It turns out existential philosophy saturated with pop-culture references is not the get-rich-quick scheme Bernie Madoff promised me it would be.
This project is financed primarily through my savings from working on "Gene Simmons Family Jewels" and some greatly appreciated support from family, so it was never a secret that I would eventually run out of money at some point on the road.
To avoid losing the "purposeful" aspect of my homelessness, I devise a plan to get work in the middle of the project. Of course, speaking as a man with enough stupidity/naivete/we'll go with moxie to head off in search of the meaning of life, getting a regular job is not in the plans.
No, my goal is to find a job that will not only sustain the project economically, but also provide it with a great deal of interesting stories, and perhaps if I'm lucky, even an undercover expose on a potentially corrupt industry. I'm thinking a modern adaptation of Upton Sinclair's The Jungle.

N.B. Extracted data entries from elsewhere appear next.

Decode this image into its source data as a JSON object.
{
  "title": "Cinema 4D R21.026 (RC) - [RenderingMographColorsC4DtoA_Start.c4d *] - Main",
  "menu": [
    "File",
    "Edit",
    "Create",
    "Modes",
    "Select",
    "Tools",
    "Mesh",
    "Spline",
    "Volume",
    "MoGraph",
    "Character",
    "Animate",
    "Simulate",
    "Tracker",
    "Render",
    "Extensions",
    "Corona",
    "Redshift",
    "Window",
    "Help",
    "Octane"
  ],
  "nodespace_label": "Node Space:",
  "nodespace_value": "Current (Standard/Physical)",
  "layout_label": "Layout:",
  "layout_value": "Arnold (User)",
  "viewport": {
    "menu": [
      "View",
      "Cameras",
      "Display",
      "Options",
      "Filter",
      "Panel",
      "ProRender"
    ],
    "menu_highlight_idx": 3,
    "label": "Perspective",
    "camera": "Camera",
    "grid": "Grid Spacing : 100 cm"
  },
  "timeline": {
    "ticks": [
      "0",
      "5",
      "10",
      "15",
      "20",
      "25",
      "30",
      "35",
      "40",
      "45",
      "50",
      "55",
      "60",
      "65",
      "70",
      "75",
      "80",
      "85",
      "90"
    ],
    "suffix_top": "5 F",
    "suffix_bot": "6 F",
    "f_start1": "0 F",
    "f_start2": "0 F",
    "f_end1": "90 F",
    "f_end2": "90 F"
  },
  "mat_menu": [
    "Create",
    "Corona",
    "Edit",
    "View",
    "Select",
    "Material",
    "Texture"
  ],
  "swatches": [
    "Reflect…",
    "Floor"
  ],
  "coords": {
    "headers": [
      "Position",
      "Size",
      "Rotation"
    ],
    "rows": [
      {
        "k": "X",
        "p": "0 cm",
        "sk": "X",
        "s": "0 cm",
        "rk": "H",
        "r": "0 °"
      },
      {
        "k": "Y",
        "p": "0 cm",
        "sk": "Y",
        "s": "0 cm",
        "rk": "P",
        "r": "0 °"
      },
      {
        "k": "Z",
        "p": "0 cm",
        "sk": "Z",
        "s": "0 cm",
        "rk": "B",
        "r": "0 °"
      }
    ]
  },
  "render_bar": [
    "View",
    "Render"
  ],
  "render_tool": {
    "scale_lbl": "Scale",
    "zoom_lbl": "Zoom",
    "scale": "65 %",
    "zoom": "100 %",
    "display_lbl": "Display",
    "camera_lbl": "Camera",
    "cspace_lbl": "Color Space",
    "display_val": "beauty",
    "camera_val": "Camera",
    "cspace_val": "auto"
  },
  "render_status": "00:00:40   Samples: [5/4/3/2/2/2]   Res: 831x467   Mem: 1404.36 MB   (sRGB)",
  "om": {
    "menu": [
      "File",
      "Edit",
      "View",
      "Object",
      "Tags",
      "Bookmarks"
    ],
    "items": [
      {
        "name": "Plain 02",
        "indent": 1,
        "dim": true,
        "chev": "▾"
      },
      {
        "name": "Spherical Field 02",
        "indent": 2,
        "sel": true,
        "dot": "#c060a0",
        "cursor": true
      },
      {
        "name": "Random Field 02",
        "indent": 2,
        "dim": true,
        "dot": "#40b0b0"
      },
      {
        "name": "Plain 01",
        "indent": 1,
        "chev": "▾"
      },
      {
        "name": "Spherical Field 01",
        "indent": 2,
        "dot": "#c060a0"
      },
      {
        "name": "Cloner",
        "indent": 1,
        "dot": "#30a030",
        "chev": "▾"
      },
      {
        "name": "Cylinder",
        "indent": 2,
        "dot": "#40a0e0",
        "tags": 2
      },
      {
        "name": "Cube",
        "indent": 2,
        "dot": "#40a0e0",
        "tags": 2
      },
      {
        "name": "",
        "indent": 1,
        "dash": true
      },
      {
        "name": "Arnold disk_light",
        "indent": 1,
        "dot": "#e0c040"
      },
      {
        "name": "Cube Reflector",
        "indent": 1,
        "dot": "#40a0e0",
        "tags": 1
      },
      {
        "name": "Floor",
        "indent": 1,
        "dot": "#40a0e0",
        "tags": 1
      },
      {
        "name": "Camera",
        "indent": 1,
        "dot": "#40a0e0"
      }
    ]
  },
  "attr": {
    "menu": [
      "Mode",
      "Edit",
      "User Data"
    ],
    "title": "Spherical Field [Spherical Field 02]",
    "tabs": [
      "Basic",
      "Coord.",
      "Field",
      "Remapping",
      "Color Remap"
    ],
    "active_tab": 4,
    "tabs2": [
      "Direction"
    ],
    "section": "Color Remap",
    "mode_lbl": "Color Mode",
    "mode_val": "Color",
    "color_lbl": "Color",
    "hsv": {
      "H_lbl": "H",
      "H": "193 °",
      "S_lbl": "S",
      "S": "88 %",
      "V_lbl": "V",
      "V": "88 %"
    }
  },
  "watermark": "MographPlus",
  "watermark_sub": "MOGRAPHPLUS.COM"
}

After some careful consideration and planning in my hometown of Phoenix, I decide to take Project Meaning through Texas. In search of an interesting job to write about, I look for the following attributes:
+ Decent pay. I don't need to make a fortune, but it would be nice to make more than the kid working the grease trap at Burger King.
+ An interesting environment. The more exotic the job, the more interesting characters, and the better the chance at unearthing a real story.
+ A little danger. As a product of the MTV generation, I've always felt that dangerous somehow translates to cool and interesting, no matter how stupid that actually sounds as I type this sentence. Plus, I'm a big believer in finding a way to significantly test yourself every once in a while in order to grow as a person.
After considering my qualifications, I came across the perfect job.
"Guess what?" I find myself asking anyone and everyone who will listen, to which most of them feign interest, even going so far as to provide me with an obligatory, "What?"
"I'm going to be a grunt on an oil rig."
And so my search for work (which, as it turns out has very little to do with oil yet does involve a considerable amount of grunting) begins.